J.M. de la liberté de la presse : à Butembo, les journalistes autour du thème « la gestion d’une radio communautaire à l’heure de l’intelligence artificielle »

Les journalistes de la ville de Butembo ont célébré la Journée mondiale de la liberté de presse ce samedi 3 mai 2025 en la Grande salle Goshen Guest. Tout a tourné autour du thème international, « informer dans un Monde complexe : l’impact de l’intelligence artificielle sur la liberté de presse et les médias ».

Au cours de la conférence à laquelle plusieurs journalistes ont pris part, d’autres thèmes ont été développés. C’est notamment sur « la gestion d’une radio communautaire » et sur l’exercice du journalisme à l’heure de l’intelligence artificielle. Prenant la parole, le président de l’UNP/Butembo a fait l’état de lieu de la presse à Butembo.

Rachid Amuri Kasongo a indiqué que les journalistes exercent leur métier dans un environnement d’insécurité caractérisé par les massacres dans les deux territoires de Lubero et de Beni et la guerre du M23/AFC.

Il a signalé un cas d’enlèvement d’un journaliste et des cas d’interpellation qui portent atteinte à la liberté, aux côtés des menaces des groupes armés sur certains chevaliers de la plume. Rachid Amuri reconnait quelques dérapages de la part de certains journalistes, mais qui avaient été vite recadrés.

« Les journalistes professionnels et les professionnels des médias de Butembo exercent leur métier dans un environnement insécurisé, caractérisé par des massacres de civils, attribués aux ADF, deux entités qui entourent la ville de Butembo, la guerre du M23/AFC, en territoire voisin de Lubero, l’activisme de plusieurs groupes armés en ville et environs, ainsi que des tracasseries et intentions nuisibles de services étatiques. C’est dans ce climat des cas d’attente à la liberté de la presse qui sont enregistrés que les journalistes se font leur métier », déplore Rachid Amuri Kasongo.  

Pour bien vivre et exercer le métier de journaliste dans le contexte de guerre, ce journaliste conseille à ses confrères de livrer des informations qui sauvent et maintiennent l’homme dans son humanité dans tous les secteurs.
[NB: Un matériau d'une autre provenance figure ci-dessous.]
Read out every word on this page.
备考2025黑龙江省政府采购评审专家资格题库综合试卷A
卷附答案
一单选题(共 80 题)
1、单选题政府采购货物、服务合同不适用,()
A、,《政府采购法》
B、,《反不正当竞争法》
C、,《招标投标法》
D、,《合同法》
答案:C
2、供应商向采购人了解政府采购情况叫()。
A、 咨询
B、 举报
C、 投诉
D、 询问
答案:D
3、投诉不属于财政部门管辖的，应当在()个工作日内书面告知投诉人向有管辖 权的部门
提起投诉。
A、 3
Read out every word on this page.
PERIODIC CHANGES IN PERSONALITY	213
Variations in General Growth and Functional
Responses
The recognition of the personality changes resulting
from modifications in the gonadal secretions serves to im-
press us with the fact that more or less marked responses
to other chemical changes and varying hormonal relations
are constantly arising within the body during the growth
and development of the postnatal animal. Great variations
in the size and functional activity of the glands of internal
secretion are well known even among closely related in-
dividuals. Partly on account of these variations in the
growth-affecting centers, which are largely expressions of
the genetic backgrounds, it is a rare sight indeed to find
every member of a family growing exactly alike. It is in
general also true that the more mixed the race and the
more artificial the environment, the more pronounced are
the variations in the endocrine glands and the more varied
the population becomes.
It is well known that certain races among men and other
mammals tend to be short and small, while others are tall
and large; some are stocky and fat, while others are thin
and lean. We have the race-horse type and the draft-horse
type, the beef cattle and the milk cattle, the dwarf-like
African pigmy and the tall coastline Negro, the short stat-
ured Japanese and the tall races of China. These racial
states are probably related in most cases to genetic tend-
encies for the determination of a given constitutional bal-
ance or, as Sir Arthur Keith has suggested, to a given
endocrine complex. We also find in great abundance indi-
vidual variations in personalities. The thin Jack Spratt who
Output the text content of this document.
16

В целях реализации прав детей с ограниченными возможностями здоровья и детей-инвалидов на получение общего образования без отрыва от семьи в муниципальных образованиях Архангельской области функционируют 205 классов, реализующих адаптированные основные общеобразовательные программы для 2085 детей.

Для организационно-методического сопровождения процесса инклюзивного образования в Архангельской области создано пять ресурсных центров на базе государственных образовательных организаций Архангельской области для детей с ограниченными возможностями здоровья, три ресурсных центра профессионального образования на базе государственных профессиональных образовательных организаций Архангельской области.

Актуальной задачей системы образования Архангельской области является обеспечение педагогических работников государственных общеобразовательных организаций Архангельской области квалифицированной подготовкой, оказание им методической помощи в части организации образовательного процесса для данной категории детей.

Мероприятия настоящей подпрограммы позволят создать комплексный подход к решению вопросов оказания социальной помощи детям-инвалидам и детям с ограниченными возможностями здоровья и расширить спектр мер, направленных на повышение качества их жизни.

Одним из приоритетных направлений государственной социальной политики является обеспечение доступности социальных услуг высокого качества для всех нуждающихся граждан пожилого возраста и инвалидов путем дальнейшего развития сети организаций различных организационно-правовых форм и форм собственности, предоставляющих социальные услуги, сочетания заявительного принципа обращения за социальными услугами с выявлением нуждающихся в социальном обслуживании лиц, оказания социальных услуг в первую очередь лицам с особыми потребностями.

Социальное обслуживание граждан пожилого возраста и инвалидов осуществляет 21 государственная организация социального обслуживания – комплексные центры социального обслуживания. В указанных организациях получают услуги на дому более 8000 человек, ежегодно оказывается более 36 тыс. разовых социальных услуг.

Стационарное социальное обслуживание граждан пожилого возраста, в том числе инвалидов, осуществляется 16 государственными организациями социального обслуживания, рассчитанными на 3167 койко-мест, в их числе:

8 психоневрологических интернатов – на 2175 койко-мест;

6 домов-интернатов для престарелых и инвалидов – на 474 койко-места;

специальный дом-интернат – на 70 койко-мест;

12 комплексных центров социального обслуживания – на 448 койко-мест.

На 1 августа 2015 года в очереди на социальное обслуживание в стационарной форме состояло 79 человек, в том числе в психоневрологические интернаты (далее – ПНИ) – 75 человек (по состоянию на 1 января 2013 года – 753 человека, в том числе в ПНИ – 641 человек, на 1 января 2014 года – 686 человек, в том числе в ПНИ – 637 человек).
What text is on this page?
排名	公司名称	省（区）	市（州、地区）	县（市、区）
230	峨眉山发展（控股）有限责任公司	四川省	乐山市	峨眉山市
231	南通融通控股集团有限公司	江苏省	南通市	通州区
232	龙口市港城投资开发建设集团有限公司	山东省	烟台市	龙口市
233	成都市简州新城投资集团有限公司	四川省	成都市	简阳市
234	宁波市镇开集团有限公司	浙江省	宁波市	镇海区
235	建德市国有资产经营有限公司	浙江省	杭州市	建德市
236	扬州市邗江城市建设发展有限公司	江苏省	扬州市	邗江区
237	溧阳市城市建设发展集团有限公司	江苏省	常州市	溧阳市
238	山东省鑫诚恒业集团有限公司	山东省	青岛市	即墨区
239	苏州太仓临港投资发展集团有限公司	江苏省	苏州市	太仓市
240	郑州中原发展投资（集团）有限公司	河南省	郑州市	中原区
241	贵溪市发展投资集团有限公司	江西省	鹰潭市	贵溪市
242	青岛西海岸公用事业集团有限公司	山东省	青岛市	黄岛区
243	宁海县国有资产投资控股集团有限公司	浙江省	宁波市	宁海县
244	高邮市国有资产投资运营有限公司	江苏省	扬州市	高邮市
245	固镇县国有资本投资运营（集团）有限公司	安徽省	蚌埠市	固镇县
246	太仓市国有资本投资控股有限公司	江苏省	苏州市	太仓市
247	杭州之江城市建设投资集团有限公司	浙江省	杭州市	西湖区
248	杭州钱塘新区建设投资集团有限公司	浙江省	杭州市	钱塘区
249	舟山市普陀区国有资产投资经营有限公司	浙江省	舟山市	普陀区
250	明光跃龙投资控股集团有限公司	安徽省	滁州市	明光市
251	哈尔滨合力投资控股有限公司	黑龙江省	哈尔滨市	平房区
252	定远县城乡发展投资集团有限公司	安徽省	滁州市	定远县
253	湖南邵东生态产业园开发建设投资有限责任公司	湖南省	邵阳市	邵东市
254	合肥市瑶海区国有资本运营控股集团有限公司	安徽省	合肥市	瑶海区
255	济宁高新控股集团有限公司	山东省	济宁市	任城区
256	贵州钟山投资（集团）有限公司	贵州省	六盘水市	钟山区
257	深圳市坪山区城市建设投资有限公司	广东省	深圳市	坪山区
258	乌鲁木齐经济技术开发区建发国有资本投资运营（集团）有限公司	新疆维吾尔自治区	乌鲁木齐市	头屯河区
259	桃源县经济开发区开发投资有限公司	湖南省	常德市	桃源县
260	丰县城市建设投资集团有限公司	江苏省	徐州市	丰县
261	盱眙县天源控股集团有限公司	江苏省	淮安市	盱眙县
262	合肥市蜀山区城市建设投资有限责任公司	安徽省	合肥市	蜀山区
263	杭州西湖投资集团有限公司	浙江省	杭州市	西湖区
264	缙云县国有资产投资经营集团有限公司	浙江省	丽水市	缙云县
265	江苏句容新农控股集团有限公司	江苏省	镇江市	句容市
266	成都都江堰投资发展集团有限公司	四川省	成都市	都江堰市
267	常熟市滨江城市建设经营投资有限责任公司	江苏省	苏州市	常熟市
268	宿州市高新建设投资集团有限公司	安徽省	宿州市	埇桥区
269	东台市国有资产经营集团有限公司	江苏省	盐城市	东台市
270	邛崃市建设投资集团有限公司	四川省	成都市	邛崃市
Il demande aux médias de développer un plan de sécurité.

« Les radios devraient également avoir leur plan de sécurité et de contingence, qui comprend des mesures préventives et réactives à observer en cas de menace. Vous pouvez décider, par exemple, d’observer un service minimum, de définir des canaux de communication sécurisés, d’éviter de mêler ou de vous mêler dans des débats publics sur des mouvements ou des organisations, ou encore des activités qui sont nuisibles à la sécurité publique aux bonnes mœurs et à l’ordre public », conseille-t-il.

À l’occasion, l’UNP/Butembo a remis une enveloppe aux journalistes déplacés de guerre vivant à Butembo, une manière de leur exprimer son soutien pendant ce moment difficile.